Overview
The Index of Eight Core Industries showed that overall growth in India’s eight core sectors slowed to 0.5% in May 2026. This is the second‑lowest expansion in the past 21 months. Five of the eight sectors recorded contractions, and the only sectors that grew were electricity, steel and cement.
Key Developments
- Five sectors – petroleum‑based sector – posted declines.
- The crude oil segment fell 4.6%, deeper than the 3.9% dip in April.
- Natural gas output contracted 4.9%, its worst in four months.
- Production of refinery products dropped 8.7%, the steepest fall in 3½ years.
- The West Asia crisis was cited as a factor behind the refinery slump.
- Coal output fell 9.3%, the sharpest decline in ten months.
- Electricity generation rebounded, posting an 8.7% rise, though it was still below the previous year’s level.
- Steel growth slowed to 5%, a 16‑month low, while cement expanded at 8.4%, down from 9.4% in April.
Important Facts
- Overall sectoral growth: 0.5% in May 2026 vs. 1.2% in May 2025.
- Only month with slower growth in the last 21 months: October 2025 (‑0.1%).
- Fertiliser sector contracted 0.9%, improving from a 8.6% fall in April.

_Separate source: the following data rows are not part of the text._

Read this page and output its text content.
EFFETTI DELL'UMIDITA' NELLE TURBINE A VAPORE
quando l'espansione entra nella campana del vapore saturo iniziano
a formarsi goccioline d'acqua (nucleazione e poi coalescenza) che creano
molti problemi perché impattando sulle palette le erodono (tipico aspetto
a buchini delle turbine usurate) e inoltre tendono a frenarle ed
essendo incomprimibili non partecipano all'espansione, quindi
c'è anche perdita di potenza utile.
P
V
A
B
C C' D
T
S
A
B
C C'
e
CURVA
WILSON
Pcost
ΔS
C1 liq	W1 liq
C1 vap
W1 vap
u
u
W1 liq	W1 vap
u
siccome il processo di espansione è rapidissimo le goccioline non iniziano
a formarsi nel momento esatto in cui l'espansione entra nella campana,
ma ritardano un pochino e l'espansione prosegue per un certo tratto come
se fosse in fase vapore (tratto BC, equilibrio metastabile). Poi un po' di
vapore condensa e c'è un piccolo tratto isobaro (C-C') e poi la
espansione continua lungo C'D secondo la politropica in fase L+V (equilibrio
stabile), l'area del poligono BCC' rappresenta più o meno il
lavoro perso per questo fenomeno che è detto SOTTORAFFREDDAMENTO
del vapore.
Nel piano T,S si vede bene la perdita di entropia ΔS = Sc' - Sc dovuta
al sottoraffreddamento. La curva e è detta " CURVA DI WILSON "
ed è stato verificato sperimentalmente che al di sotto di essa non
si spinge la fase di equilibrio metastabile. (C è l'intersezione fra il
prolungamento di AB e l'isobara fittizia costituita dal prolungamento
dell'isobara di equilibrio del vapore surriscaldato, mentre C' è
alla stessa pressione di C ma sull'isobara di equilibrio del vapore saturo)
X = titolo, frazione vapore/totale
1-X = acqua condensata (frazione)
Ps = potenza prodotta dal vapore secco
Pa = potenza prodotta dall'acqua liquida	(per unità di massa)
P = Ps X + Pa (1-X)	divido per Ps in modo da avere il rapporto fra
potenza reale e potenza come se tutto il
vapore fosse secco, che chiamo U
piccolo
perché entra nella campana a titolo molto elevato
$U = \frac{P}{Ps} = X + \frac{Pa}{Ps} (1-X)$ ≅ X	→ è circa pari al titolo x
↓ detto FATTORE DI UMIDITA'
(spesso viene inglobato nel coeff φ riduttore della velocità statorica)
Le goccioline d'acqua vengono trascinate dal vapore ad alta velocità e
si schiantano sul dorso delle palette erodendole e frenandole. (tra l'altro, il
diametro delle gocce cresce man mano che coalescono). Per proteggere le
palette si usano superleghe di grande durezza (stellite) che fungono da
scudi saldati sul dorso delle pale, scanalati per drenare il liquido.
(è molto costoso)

- Economists quoted: Madan Sabnavis (Chief Economist, Bank of Baroda) and Rahul Agrawal (Principal Economist, ICRA).
Exam Relevance
These data are vital for GS‑3 (Economy) questions on industrial growth, energy security, and the impact of external shocks on domestic production. Understanding the performance of the petroleum‑based sector helps answer questions on balance of payments, import‑export dynamics, and price volatility. The link to the West Asia crisis illustrates how geopolitical events translate into macro‑economic indicators, a frequent theme in essay and interview rounds.
Way Forward
Policymakers should diversify energy sources to reduce reliance on hydrocarbon imports, boost domestic natural gas production, and support the electricity and cement sectors that continue to grow. Strengthening supply‑chain resilience and monitoring global oil markets will be crucial to stabilise the petroleum‑based sector and prevent sharp contractions in future months.